Percival turned away, but at every step was presented with another garment for inspection. Despite himself, his artistic eye was caught and held by the beauty of the fabrics.
"How much?" he asked, picking up a marvelous affair of silver and gray, lined with the faintest of shell pinks. It was the exact tone and sheen to set Bobby's beauty off to the greatest advantage. The argument over the price was short and fierce, and Percival laid the coat beside the pendant on the table.
He promised himself to offset the effect of these gifts by a more detached and impersonal manner than he had shown Bobby during the day. So far, he congratulated himself, he had given her no occasion for false hopes. On the contrary, he had gone out of his way on several occasions to express his bitter disapproval of international marriages.
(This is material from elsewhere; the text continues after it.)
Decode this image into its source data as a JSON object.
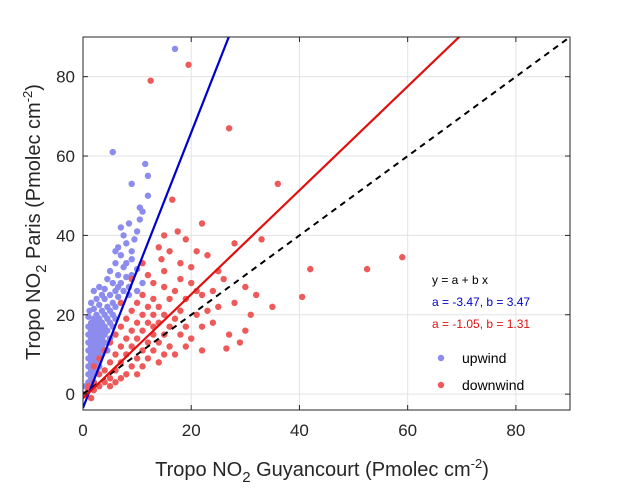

When the hour came for them to part, his heart might be mortally wounded, but his conscience, save for a few scratches, would be uninjured.
A quick step in the corridor made him look up. Standing in the doorway was a vision of girlish beauty that had the acrobatic effect of sending his blood into his head and his heart into his eyes. She wore the diaphanous gown of white that he liked best, her hair was coiled at the exact angle he had prescribed, and at her belt were the orchids he had sent up half an hour before. No rhinestones in her hair, no gold beads on her slippers, nothing to mar the simplicity that her all too vivid beauty required. Percival's eyes appraised her at her full value. Even Sister Cordelia would have been propitiated by the sight.
"What's this lovely thing?" cried Bobby, pouncing upon the coat.
"Something I bought to be rid of a troublesome lad. Don't know what I shall do with it, exactly."
"Take it to your sister, of course,"
"She probably has heaps of them."
Bobby slipped her round, bare arms into the loose sleeves, and surveyed herself in the long mirror.
"Isn't that the prettiest thing you ever saw?" she asked, glancing at him over her shoulder.